For most Australians, living in safety and freedom across our beautiful country, human rights are something we rarely think about.
If you asked most Australians whether they believe in human rights, they would undoubtedly say yes, but what do they mean?
Often, we view human rights as a technical, formalised idea. An abstract concept associated with the most heinous, the most flagrant acts of violence and cruelty that are perpetrated on human beings in places a long way away from here that we see in the news.
But the truth is that they are simpler and more basic than that and are as relevant to all of us here as they are anywhere.
Human rights are the inalienable fundamental rights to which every human being on earth is inherently entitled to, simply by being human. They are enshrined in the 1948 Universal Declaration of Human Rights, an international convention that Australia is a signatory to with 182 other nations.
Human rights contain three pillars. Firstly, they are universal, meaning that they apply to every human being. We are all one, bound together by our humanity. There are no classes of human beings.
They are inalienable, meaning they can never be taken away. Lastly, human rights are indivisible, meaning that you can't deprive someone of one human right, leave the others intact and it's ok. Either an individual's human rights are not being violated, or they are.
Human rights entitle every human being, no matter who they are or where they are, the same basic rights, protections and freedoms. They are an expression of our shared values of dignity and respect towards each other which form the non-negotiable social foundation of any free and egalitarian society.
Human rights entitle every human being, no matter who they are or where they are, the same basic rights, protections and freedoms.
Another way of thinking about human rights is in terms of fair and just treatment. Every human being in our society, regardless of colour, ethnicity, their racial and religious background, sexual preference or gender, is owed the right to be treated fairly, equally and by the same rules.
I think almost every Australian would understand and agree that everyone deserves equal and fair treatment.
Unfortunately, many individuals and marginalised groups in Australian society are not treated fairly and their human rights are constantly violated. Significantly, those violations are often not just perpetrated by other people, but by the system itself.
Consider the policy around refugees and asylum seekers, an area I've been deeply involved with. Those who arrive here seeking asylum are perfectly innocent men, women and children; traumatized human beings fleeing conflict or various types of persecution which has placed their lives in genuine danger.
However, instead of being supported, they have been punished, brutalised and subjected to the most reprehensible violations of their rights for almost eight years in a manner that we would never tolerate ourselves. They have been treated as less than human.

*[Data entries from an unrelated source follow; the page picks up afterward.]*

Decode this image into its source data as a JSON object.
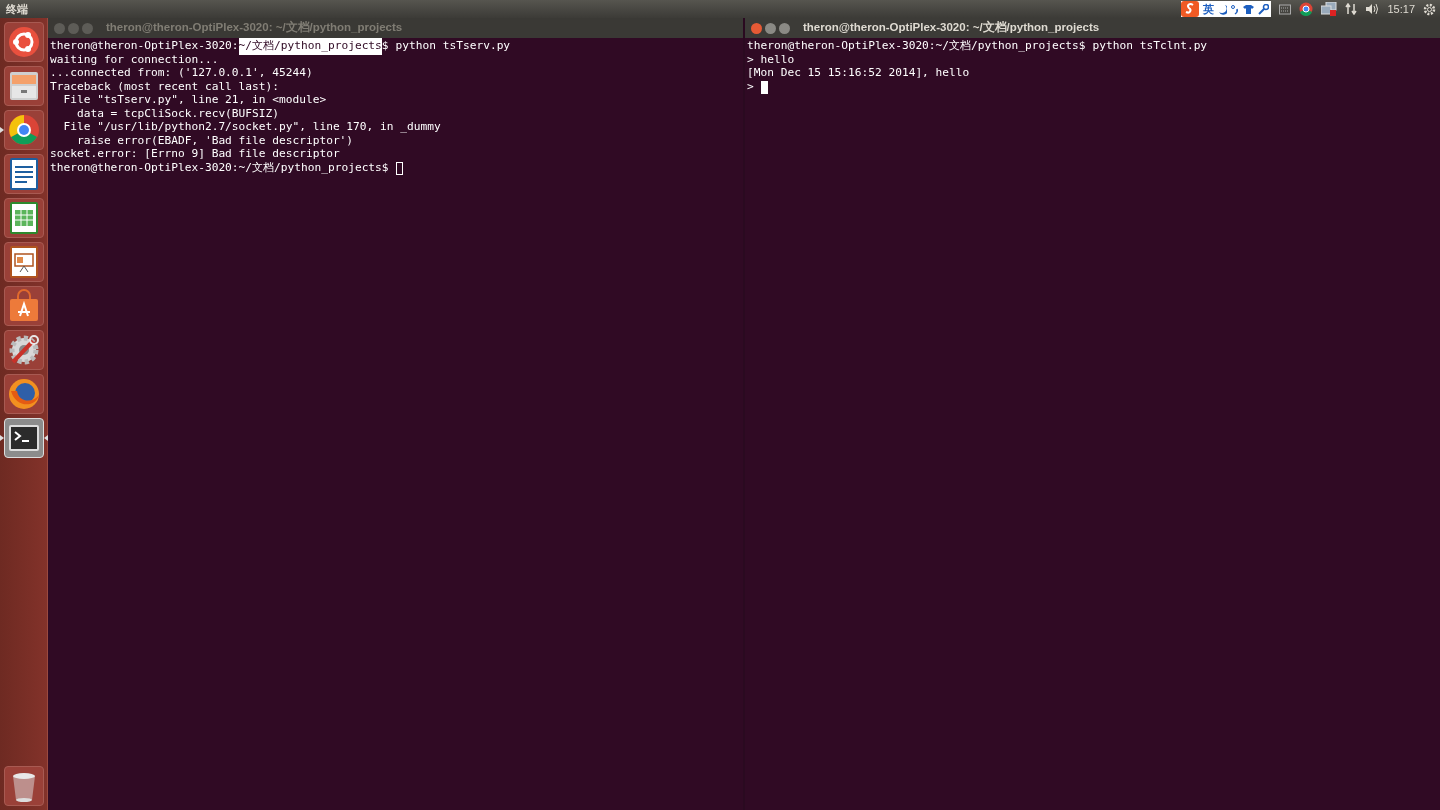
{
  "top_bar": {
    "app_title": "终端",
    "input_method": "英",
    "clock": "15:17"
  },
  "launcher": [
    {
      "kind": "dash",
      "running": false,
      "focused": false
    },
    {
      "kind": "files",
      "running": false,
      "focused": false
    },
    {
      "kind": "chrome",
      "running": true,
      "focused": false
    },
    {
      "kind": "writer",
      "running": false,
      "focused": false
    },
    {
      "kind": "calc",
      "running": false,
      "focused": false
    },
    {
      "kind": "impress",
      "running": false,
      "focused": false
    },
    {
      "kind": "store",
      "running": false,
      "focused": false
    },
    {
      "kind": "settings",
      "running": false,
      "focused": false
    },
    {
      "kind": "firefox",
      "running": false,
      "focused": false
    },
    {
      "kind": "terminal",
      "running": true,
      "focused": true
    },
    {
      "kind": "trash",
      "running": false,
      "focused": false
    }
  ],
  "terminals": [
    {
      "title": "theron@theron-OptiPlex-3020: ~/文档/python_projects",
      "active": false,
      "lines": [
        {
          "kind": "prompt",
          "host": "theron@theron-OptiPlex-3020:",
          "path": "~/文档/python_projects",
          "path_selected": true,
          "symbol": "$",
          "command": "python tsTserv.py"
        },
        {
          "kind": "output",
          "text": "waiting for connection..."
        },
        {
          "kind": "output",
          "text": "...connected from: ('127.0.0.1', 45244)"
        },
        {
          "kind": "output",
          "text": "Traceback (most recent call last):"
        },
        {
          "kind": "output",
          "text": "  File \"tsTserv.py\", line 21, in <module>"
        },
        {
          "kind": "output",
          "text": "    data = tcpCliSock.recv(BUFSIZ)"
        },
        {
          "kind": "output",
          "text": "  File \"/usr/lib/python2.7/socket.py\", line 170, in _dummy"
        },
        {
          "kind": "output",
          "text": "    raise error(EBADF, 'Bad file descriptor')"
        },
        {
          "kind": "output",
          "text": "socket.error: [Errno 9] Bad file descriptor"
        },
        {
          "kind": "prompt",
          "host": "theron@theron-OptiPlex-3020:",
          "path": "~/文档/python_projects",
          "path_selected": false,
          "symbol": "$"
        }
      ]
    },
    {
      "title": "theron@theron-OptiPlex-3020: ~/文档/python_projects",
      "active": true,
      "lines": [
        {
          "kind": "prompt",
          "host": "theron@theron-OptiPlex-3020:",
          "path": "~/文档/python_projects",
          "path_selected": false,
          "symbol": "$",
          "command": "python tsTclnt.py"
        },
        {
          "kind": "output",
          "text": "> hello"
        },
        {
          "kind": "output",
          "text": "[Mon Dec 15 15:16:52 2014], hello"
        },
        {
          "kind": "output",
          "text": ">"
        }
      ]
    }
  ]
}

If we claim to believe in a society that recognizes the equal rights and dignity of every human being, how could this happen?
A harsh reality around the issue of human rights is that those of us who freely enjoy our basic rights and freedoms rarely consider them. Meanwhile, those who are deprived of their rights, and suffer deeply as a result, know about human rights all too well.
That indifference stems from a lack of empathy. The American writer and global poverty entrepreneur Jacqueline Novogratz said, "The most important quality we must strengthen in ourselves is empathy, for that will provide the most hope for our collective survival."
It's not easy for us to care about things we are not personally confronted with. However, it's important that if we believe in the idea of a fair and equal society, we find a space to develop empathy. It means putting ourselves in the shoes of others. It means understanding that the acceptable level of treatment for any human being in our society should be the same as we would expect for ourselves, our family, our neighbours or community.
If it's not happening, it's not enough to just recognize it, we also have to make ourselves heard. Unless we, who enjoy our basic rights and freedoms, use our collective power to speak out on behalf of those among us who don't, the system will interpret our silence as complicity. Then nothing will change.
Australia is an amazing country and Australians are decent people, I believe that. We pride ourselves on our willingness to come to the aid of others in trouble, in the face of natural disasters like floods and fires. It's often considered intrinsic to our national character.
However, our treatment of refugees and asylum seekers shows how selective this notion can be. The good news is that our society belongs to us. We have the power to change it for the better and ensure that every individual is treated fairly, equally and with dignity. It only requires the courage and compassion to act together.